Appunti sulla lingua del Polifilo e la sua (s)fortuna .......... 11
Streszczenie
Muovendo dai dati acquisiti dalla critica e da dichiarazioni interne all’Hypnerotomachia (compresi i testi di accesso) il saggio riepiloga i principali tratti della lingua del romanzo, un volgare iperculto, solo idoneo, nell’intenzione dell’autore, a rendere il lettore partecipe di un percorso iniziatico tra enigmatiche visioni antiquarie. Nell’ambito delle discussioni sulla lingua, così vivaci tra Quattro e Cinquecento, l’Hypnerotomachia può rappresentare l’esito estremo di un diffuso orientamento verso la nobilitazione del volgare attraverso la massiccia immissione di latinismi, ben vivo soprattutto tra i sostenitori della cosiddetta ‘lingua cortigiana’, i quali producono esercizi di scrittura certo più misurati, ma pur confrontabili con la lingua dell’Hypnerotomachia (in particolare il romanzo di Iacopo Caviceo, Il peregrino).

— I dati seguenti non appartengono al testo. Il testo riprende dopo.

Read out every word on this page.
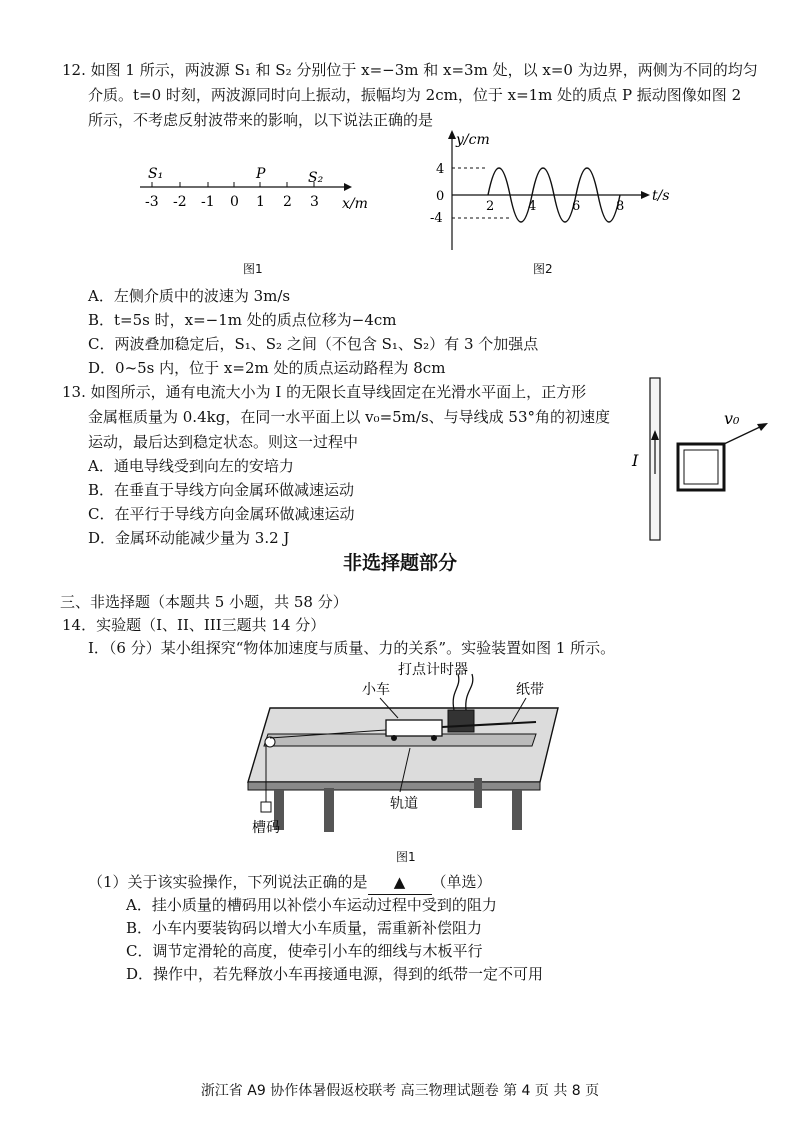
12. 如图 1 所示，两波源 S₁ 和 S₂ 分别位于 x=−3m 和 x=3m 处，以 x=0 为边界，两侧为不同的均匀
介质。t=0 时刻，两波源同时向上振动，振幅均为 2cm，位于 x=1m 处的质点 P 振动图像如图 2
所示，不考虑反射波带来的影响，以下说法正确的是
-3 -2 -1 0 1 2 3
S₁	P	S₂
x/m
图1
y/cm
t/s
4
0
-4
2	4	6	8
图2
A．左侧介质中的波速为 3m/s
B．t=5s 时，x=−1m 处的质点位移为−4cm
C．两波叠加稳定后，S₁、S₂ 之间（不包含 S₁、S₂）有 3 个加强点
D．0~5s 内，位于 x=2m 处的质点运动路程为 8cm
13. 如图所示，通有电流大小为 I 的无限长直导线固定在光滑水平面上，正方形
金属框质量为 0.4kg，在同一水平面上以 v₀=5m/s、与导线成 53°角的初速度
运动，最后达到稳定状态。则这一过程中
A．通电导线受到向左的安培力
B．在垂直于导线方向金属环做减速运动
C．在平行于导线方向金属环做减速运动
D．金属环动能减少量为 3.2 J
I
v₀
非选择题部分
三、非选择题（本题共 5 小题，共 58 分）
14．实验题（I、II、III三题共 14 分）
I．（6 分）某小组探究“物体加速度与质量、力的关系”。实验装置如图 1 所示。
打点计时器
小车	纸带
轨道
槽码
图1
（1）关于该实验操作，下列说法正确的是 ▲ （单选）
A．挂小质量的槽码用以补偿小车运动过程中受到的阻力
B．小车内要装钩码以增大小车质量，需重新补偿阻力
C．调节定滑轮的高度，使牵引小车的细线与木板平行
D．操作中，若先释放小车再接通电源，得到的纸带一定不可用
浙江省 A9 协作体暑假返校联考 高三物理试题卷 第 4 页 共 8 页
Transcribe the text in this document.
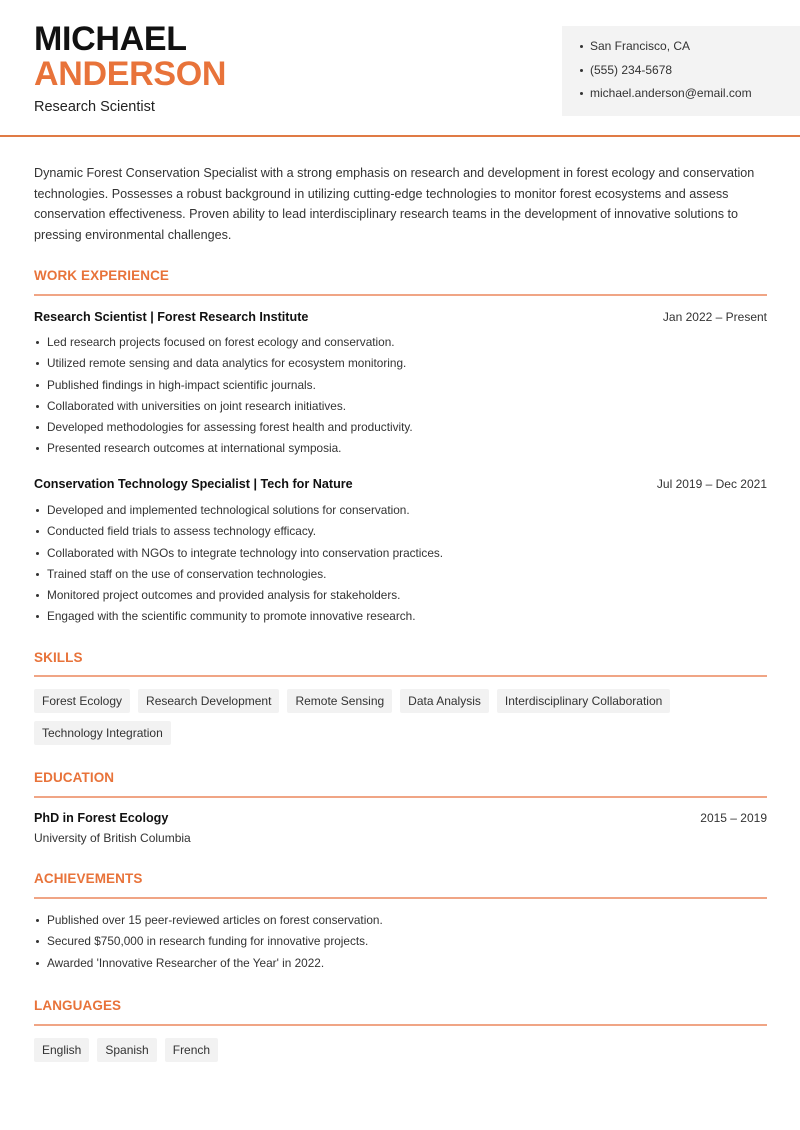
MICHAEL
ANDERSON
Research Scientist
San Francisco, CA
(555) 234-5678
michael.anderson@email.com

Dynamic Forest Conservation Specialist with a strong emphasis on research and development in forest ecology and conservation technologies. Possesses a robust background in utilizing cutting-edge technologies to monitor forest ecosystems and assess conservation effectiveness. Proven ability to lead interdisciplinary research teams in the development of innovative solutions to pressing environmental challenges.

WORK EXPERIENCE
Research Scientist | Forest Research Institute	Jan 2022 – Present
Led research projects focused on forest ecology and conservation.
Utilized remote sensing and data analytics for ecosystem monitoring.
Published findings in high-impact scientific journals.
Collaborated with universities on joint research initiatives.
Developed methodologies for assessing forest health and productivity.
Presented research outcomes at international symposia.
Conservation Technology Specialist | Tech for Nature	Jul 2019 – Dec 2021
Developed and implemented technological solutions for conservation.
Conducted field trials to assess technology efficacy.
Collaborated with NGOs to integrate technology into conservation practices.
Trained staff on the use of conservation technologies.
Monitored project outcomes and provided analysis for stakeholders.
Engaged with the scientific community to promote innovative research.
SKILLS
Forest Ecology	Research Development	Remote Sensing	Data Analysis	Interdisciplinary Collaboration
Technology Integration
EDUCATION
PhD in Forest Ecology	2015 – 2019
University of British Columbia
ACHIEVEMENTS
Published over 15 peer-reviewed articles on forest conservation.
Secured $750,000 in research funding for innovative projects.
Awarded 'Innovative Researcher of the Year' in 2022.
LANGUAGES
English	Spanish	French
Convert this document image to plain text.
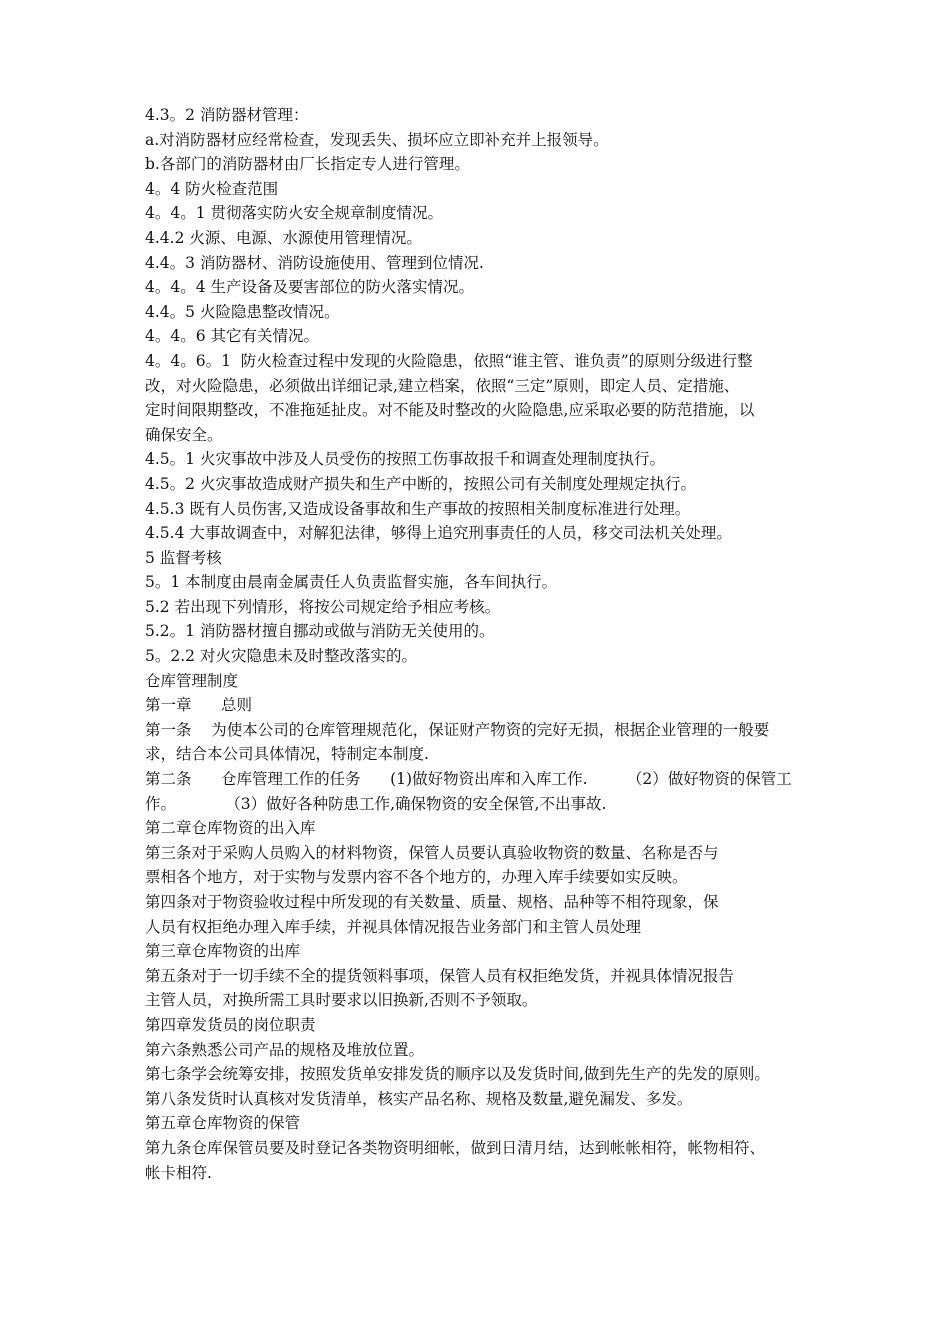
4.3。2 消防器材管理：
a.对消防器材应经常检查，发现丢失、损坏应立即补充并上报领导。
b.各部门的消防器材由厂长指定专人进行管理。
4。4 防火检查范围
4。4。1 贯彻落实防火安全规章制度情况。
4.4.2 火源、电源、水源使用管理情况。
4.4。3 消防器材、消防设施使用、管理到位情况.
4。4。4 生产设备及要害部位的防火落实情况。
4.4。5 火险隐患整改情况。
4。4。6 其它有关情况。
4。4。6。1  防火检查过程中发现的火险隐患，依照“谁主管、谁负责”的原则分级进行整
改，对火险隐患，必须做出详细记录,建立档案，依照“三定”原则，即定人员、定措施、
定时间限期整改，不准拖延扯皮。对不能及时整改的火险隐患,应采取必要的防范措施，以
确保安全。
4.5。1 火灾事故中涉及人员受伤的按照工伤事故报千和调查处理制度执行。
4.5。2 火灾事故造成财产损失和生产中断的，按照公司有关制度处理规定执行。
4.5.3 既有人员伤害,又造成设备事故和生产事故的按照相关制度标准进行处理。
4.5.4 大事故调查中，对解犯法律，够得上追究刑事责任的人员，移交司法机关处理。
5 监督考核
5。1 本制度由晨南金属责任人负责监督实施，各车间执行。
5.2 若出现下列情形，将按公司规定给予相应考核。
5.2。1 消防器材擅自挪动或做与消防无关使用的。
5。2.2 对火灾隐患未及时整改落实的。
仓库管理制度
第一章      总则
第一条    为使本公司的仓库管理规范化，保证财产物资的完好无损，根据企业管理的一般要
求，结合本公司具体情况，特制定本制度.
第二条      仓库管理工作的任务      (1)做好物资出库和入库工作.        （2）做好物资的保管工
作。          （3）做好各种防患工作,确保物资的安全保管,不出事故.
第二章仓库物资的出入库
第三条对于采购人员购入的材料物资，保管人员要认真验收物资的数量、名称是否与
票相各个地方，对于实物与发票内容不各个地方的，办理入库手续要如实反映。
第四条对于物资验收过程中所发现的有关数量、质量、规格、品种等不相符现象，保
人员有权拒绝办理入库手续，并视具体情况报告业务部门和主管人员处理
第三章仓库物资的出库
第五条对于一切手续不全的提货领料事项，保管人员有权拒绝发货，并视具体情况报告
主管人员，对换所需工具时要求以旧换新,否则不予领取。
第四章发货员的岗位职责
第六条熟悉公司产品的规格及堆放位置。
第七条学会统筹安排，按照发货单安排发货的顺序以及发货时间,做到先生产的先发的原则。
第八条发货时认真核对发货清单，核实产品名称、规格及数量,避免漏发、多发。
第五章仓库物资的保管
第九条仓库保管员要及时登记各类物资明细帐，做到日清月结，达到帐帐相符，帐物相符、
帐卡相符.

La predilezione per i vocaboli rari della tarda latinità, di Apuleio soprattutto, trova inoltre supporto nella tradizione lessicografica fino al Cornucopiae del Perotti e nella scrittura latina del Beroaldo e della sua scuola. Ma, quando la questione della lingua si avvia verso la soluzione bembiana e si afferma l’autonomia del volgare, la lingua del Polifilo viene recepita come lingua parodica: se trasferita da lingua preziosamente libresca a lingua parlata non si può non sottolinearne l’intollerabile ‘affettazione’ (come nella nota citazione del Cortegiano), lingua stoltamente iperculta che finisce per caratterizzare il pedante della commedia, e, attraverso i Cantici di Camillo Scroffa, diventare lingua ‘fidenziana’.